Eric, we make a lot of to-do about this mobile revolution. We talk about this a lot, but we've seen Apple tanking after earnings, after their recent high of $700 in September, so I think a lot of investors might want to look -- Apple included, but maybe a little bit beyond Apple -- what are some storylines in 2013 that you're watching?

Eric Bleeker: The storyline is, essentially, mobile has been incredibly transformational. It's just enormous. It's already well past PCs in terms of how many sales we're looking at, but we're looking at a different leg of growth.

What we saw in the first leg was a lot of growth in countries like the United States, Europe, and now we're seeing it shift markets.

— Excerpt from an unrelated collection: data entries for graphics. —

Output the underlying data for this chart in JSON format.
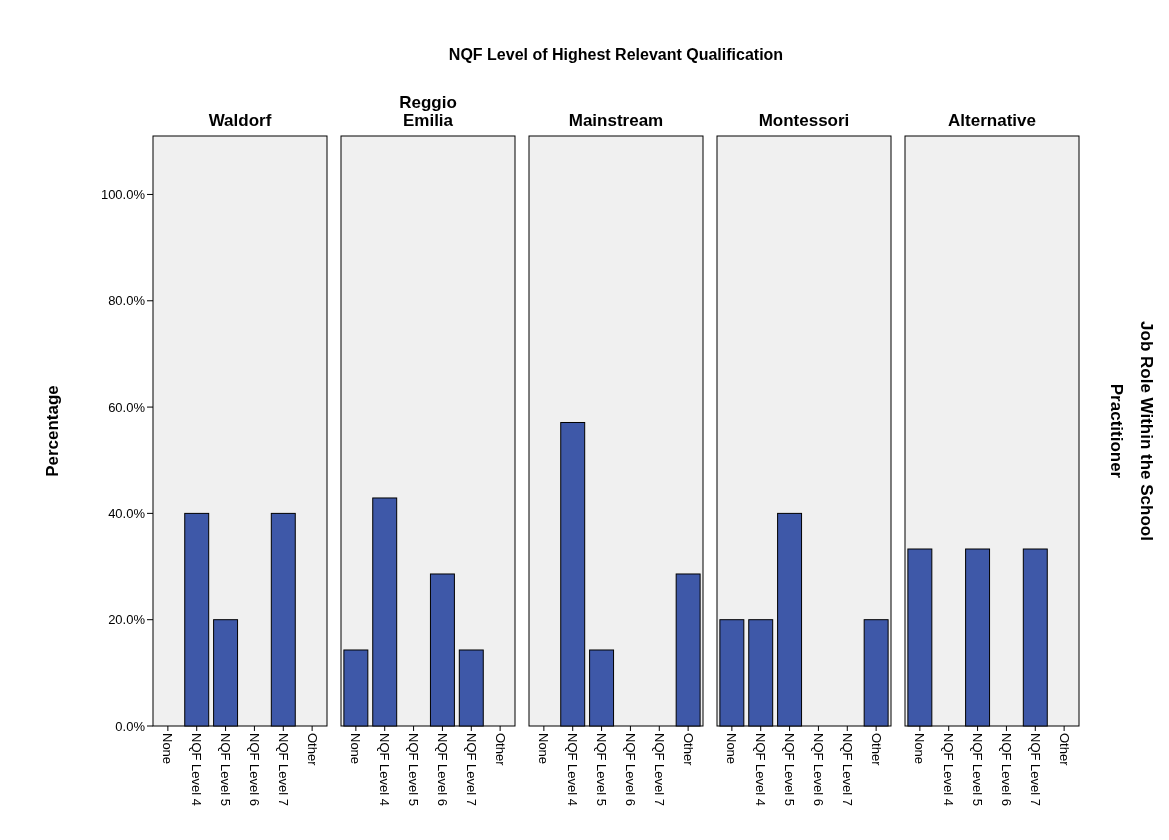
{
  "chart_data": [
    {
      "type": "bar",
      "title": "Waldorf",
      "ylabel": "Percentage",
      "categories": [
        "None",
        "NQF Level 4",
        "NQF Level 5",
        "NQF Level 6",
        "NQF Level 7",
        "Other"
      ],
      "values": [
        0,
        40,
        20,
        0,
        40,
        0
      ],
      "color": "#3e58a8",
      "ylim": [
        0,
        111
      ],
      "yticks": [
        {
          "value": 0,
          "label": "0.0%"
        },
        {
          "value": 20,
          "label": "20.0%"
        },
        {
          "value": 40,
          "label": "40.0%"
        },
        {
          "value": 60,
          "label": "60.0%"
        },
        {
          "value": 80,
          "label": "80.0%"
        },
        {
          "value": 100,
          "label": "100.0%"
        }
      ]
    },
    {
      "type": "bar",
      "title": "Reggio Emilia",
      "categories": [
        "None",
        "NQF Level 4",
        "NQF Level 5",
        "NQF Level 6",
        "NQF Level 7",
        "Other"
      ],
      "values": [
        14.3,
        42.9,
        0,
        28.6,
        14.3,
        0
      ],
      "color": "#3e58a8",
      "ylim": [
        0,
        111
      ],
      "tick_labels": "x"
    },
    {
      "type": "bar",
      "title": "Mainstream",
      "xlabel": "NQF Level of Highest Relevant Qualification",
      "categories": [
        "None",
        "NQF Level 4",
        "NQF Level 5",
        "NQF Level 6",
        "NQF Level 7",
        "Other"
      ],
      "values": [
        0,
        57.1,
        14.3,
        0,
        0,
        28.6
      ],
      "color": "#3e58a8",
      "ylim": [
        0,
        111
      ],
      "tick_labels": "x"
    },
    {
      "type": "bar",
      "title": "Montessori",
      "categories": [
        "None",
        "NQF Level 4",
        "NQF Level 5",
        "NQF Level 6",
        "NQF Level 7",
        "Other"
      ],
      "values": [
        20,
        20,
        40,
        0,
        0,
        20
      ],
      "color": "#3e58a8",
      "ylim": [
        0,
        111
      ],
      "tick_labels": "x"
    },
    {
      "type": "bar",
      "title": "Alternative",
      "y2label": "Job Role Within the School",
      "annotations": [
        "Practitioner"
      ],
      "categories": [
        "None",
        "NQF Level 4",
        "NQF Level 5",
        "NQF Level 6",
        "NQF Level 7",
        "Other"
      ],
      "values": [
        33.3,
        0,
        33.3,
        0,
        33.3,
        0
      ],
      "color": "#3e58a8",
      "ylim": [
        0,
        111
      ],
      "tick_labels": "x"
    }
  ]
}
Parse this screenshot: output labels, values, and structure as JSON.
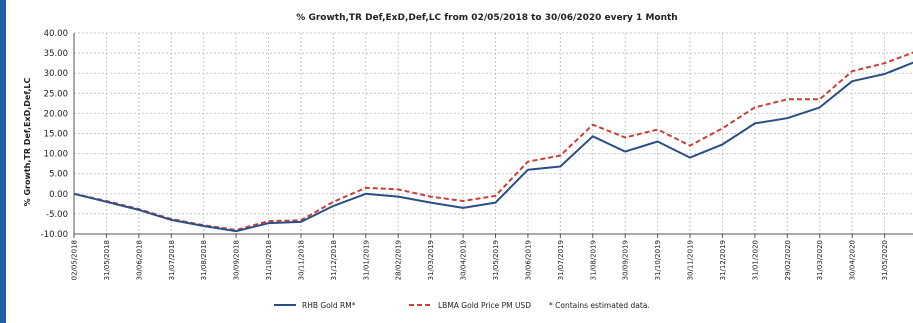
{
  "chart_data": {
    "type": "line",
    "title": "% Growth,TR Def,ExD,Def,LC from 02/05/2018 to 30/06/2020 every 1 Month",
    "ylabel": "% Growth,TR Def,ExD,Def,LC",
    "ylim": [
      -10,
      40
    ],
    "yticks": [
      "-10.00",
      "-5.00",
      "0.00",
      "5.00",
      "10.00",
      "15.00",
      "20.00",
      "25.00",
      "30.00",
      "35.00",
      "40.00"
    ],
    "categories": [
      "02/05/2018",
      "31/05/2018",
      "30/06/2018",
      "31/07/2018",
      "31/08/2018",
      "30/09/2018",
      "31/10/2018",
      "30/11/2018",
      "31/12/2018",
      "31/01/2019",
      "28/02/2019",
      "31/03/2019",
      "30/04/2019",
      "31/05/2019",
      "30/06/2019",
      "31/07/2019",
      "31/08/2019",
      "30/09/2019",
      "31/10/2019",
      "30/11/2019",
      "31/12/2019",
      "31/01/2020",
      "29/02/2020",
      "31/03/2020",
      "30/04/2020",
      "31/05/2020",
      "30/06/2020"
    ],
    "grid": true,
    "legend_position": "bottom",
    "series": [
      {
        "name": "RHB Gold RM*",
        "color": "#2a4f86",
        "style": "solid",
        "values": [
          0,
          -2.0,
          -4.0,
          -6.5,
          -8.0,
          -9.3,
          -7.3,
          -7.0,
          -3.0,
          0.0,
          -0.7,
          -2.2,
          -3.5,
          -2.2,
          6.0,
          6.8,
          14.3,
          10.5,
          13.0,
          9.0,
          12.3,
          17.5,
          18.8,
          21.5,
          28.0,
          29.8,
          33.0
        ]
      },
      {
        "name": "LBMA Gold Price PM USD",
        "color": "#c9403a",
        "style": "dashed",
        "values": [
          0,
          -1.8,
          -3.8,
          -6.3,
          -7.8,
          -9.0,
          -6.8,
          -6.6,
          -2.0,
          1.5,
          1.1,
          -0.7,
          -1.8,
          -0.5,
          8.0,
          9.5,
          17.2,
          14.0,
          16.0,
          12.0,
          16.3,
          21.5,
          23.5,
          23.5,
          30.5,
          32.5,
          35.5
        ]
      }
    ],
    "note": "* Contains estimated data."
  }
}
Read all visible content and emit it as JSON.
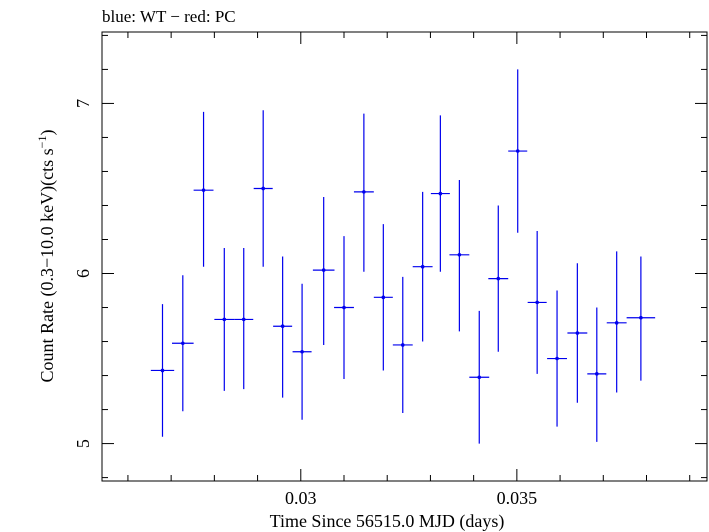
{
  "chart_data": {
    "type": "scatter",
    "title": "blue: WT − red: PC",
    "xlabel": "Time Since 56515.0 MJD (days)",
    "ylabel": "Count Rate (0.3−10.0 keV)(cts s",
    "ylabel_sup": "−1",
    "ylabel_end": ")",
    "xlim": [
      0.0254,
      0.0394
    ],
    "ylim": [
      4.78,
      7.42
    ],
    "x_ticks": [
      0.03,
      0.035
    ],
    "x_tick_labels": [
      "0.03",
      "0.035"
    ],
    "y_ticks": [
      5,
      6,
      7
    ],
    "y_tick_labels": [
      "5",
      "6",
      "7"
    ],
    "colors": {
      "WT": "#0000ee",
      "axis": "#000000"
    },
    "series": [
      {
        "name": "WT",
        "points": [
          {
            "x": 0.0268,
            "xerr": 0.00027,
            "y": 5.43,
            "ylo": 5.04,
            "yhi": 5.82
          },
          {
            "x": 0.02727,
            "xerr": 0.00025,
            "y": 5.59,
            "ylo": 5.19,
            "yhi": 5.99
          },
          {
            "x": 0.02775,
            "xerr": 0.00023,
            "y": 6.49,
            "ylo": 6.04,
            "yhi": 6.95
          },
          {
            "x": 0.02823,
            "xerr": 0.00023,
            "y": 5.73,
            "ylo": 5.31,
            "yhi": 6.15
          },
          {
            "x": 0.02868,
            "xerr": 0.00022,
            "y": 5.73,
            "ylo": 5.32,
            "yhi": 6.15
          },
          {
            "x": 0.02913,
            "xerr": 0.00022,
            "y": 6.5,
            "ylo": 6.04,
            "yhi": 6.96
          },
          {
            "x": 0.02958,
            "xerr": 0.00022,
            "y": 5.69,
            "ylo": 5.27,
            "yhi": 6.1
          },
          {
            "x": 0.03003,
            "xerr": 0.00022,
            "y": 5.54,
            "ylo": 5.14,
            "yhi": 5.94
          },
          {
            "x": 0.03053,
            "xerr": 0.00025,
            "y": 6.02,
            "ylo": 5.58,
            "yhi": 6.45
          },
          {
            "x": 0.031,
            "xerr": 0.00023,
            "y": 5.8,
            "ylo": 5.38,
            "yhi": 6.22
          },
          {
            "x": 0.03146,
            "xerr": 0.00023,
            "y": 6.48,
            "ylo": 6.01,
            "yhi": 6.94
          },
          {
            "x": 0.03191,
            "xerr": 0.00022,
            "y": 5.86,
            "ylo": 5.43,
            "yhi": 6.29
          },
          {
            "x": 0.03236,
            "xerr": 0.00023,
            "y": 5.58,
            "ylo": 5.18,
            "yhi": 5.98
          },
          {
            "x": 0.03282,
            "xerr": 0.00023,
            "y": 6.04,
            "ylo": 5.6,
            "yhi": 6.48
          },
          {
            "x": 0.03323,
            "xerr": 0.00022,
            "y": 6.47,
            "ylo": 6.01,
            "yhi": 6.93
          },
          {
            "x": 0.03367,
            "xerr": 0.00023,
            "y": 6.11,
            "ylo": 5.66,
            "yhi": 6.55
          },
          {
            "x": 0.03413,
            "xerr": 0.00023,
            "y": 5.39,
            "ylo": 5.0,
            "yhi": 5.78
          },
          {
            "x": 0.03457,
            "xerr": 0.00023,
            "y": 5.97,
            "ylo": 5.54,
            "yhi": 6.4
          },
          {
            "x": 0.03502,
            "xerr": 0.00022,
            "y": 6.72,
            "ylo": 6.24,
            "yhi": 7.2
          },
          {
            "x": 0.03547,
            "xerr": 0.00022,
            "y": 5.83,
            "ylo": 5.41,
            "yhi": 6.25
          },
          {
            "x": 0.03593,
            "xerr": 0.00023,
            "y": 5.5,
            "ylo": 5.1,
            "yhi": 5.9
          },
          {
            "x": 0.0364,
            "xerr": 0.00023,
            "y": 5.65,
            "ylo": 5.24,
            "yhi": 6.06
          },
          {
            "x": 0.03685,
            "xerr": 0.00022,
            "y": 5.41,
            "ylo": 5.01,
            "yhi": 5.8
          },
          {
            "x": 0.03731,
            "xerr": 0.00023,
            "y": 5.71,
            "ylo": 5.3,
            "yhi": 6.13
          },
          {
            "x": 0.03787,
            "xerr": 0.00033,
            "y": 5.74,
            "ylo": 5.37,
            "yhi": 6.1
          }
        ]
      }
    ]
  }
}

Why that's really interesting, you think about the U.S. -- it's kind of a perfect storm for Apple, right? It's this market with high incomes, a subsidy plan, so that it's really locked in that you don't have to pay a lot for your phones, and it's also where Apple is headquartered, so it's where they first launched and got this huge lead.

You see the initial growth there, but last quarter on AT&T we saw over 80% of activations being iPhones. That's a really high market share. It's hard to grow much off that, especially when the market's slowing down.

What we're looking at now is high-end phones, where the iPhone sits, maybe 4% growth across the next half decade, compared to low-end phones, which are just exploding in terms of growth rates. I think the mobile storyline, and what's going to determine who the winners are across the next four years, who can capture some of that low-end opportunity?

I'm talking about phones selling for $200 or less in markets like China, Brazil, India. Who's going to be able to capture that? And what strategy is Apple going to use? Are they going to just stick to their guns and focus on that higher end, or are they going to create a differentiated product line, create a cheaper iPhone, create something like the iPhone today and maybe a larger-screen one?

There are opportunities there, and there are also huge risks. It's a brand play, largely, in China, where people want the iPhone because it's a luxury good, essentially, so you're taking risks there. 

I was looking at a mobile device survey. It was from Goldman Sachs, and the key reasons people want to switch a phone? Pricing, and a different screen size. Well, what are the problems with Apple? Pricing, especially in emerging markets, and they are only hitting one screen size right now.

I think, you look at this market, a company like Qualcomm, that hits all levels of growth because they just get basically a tax on phones, a licensing fee, 20 times earnings. Apple, 10 times only at the high end, so whoever can go across all those different areas is going to be, really, the winner across the next three or four years.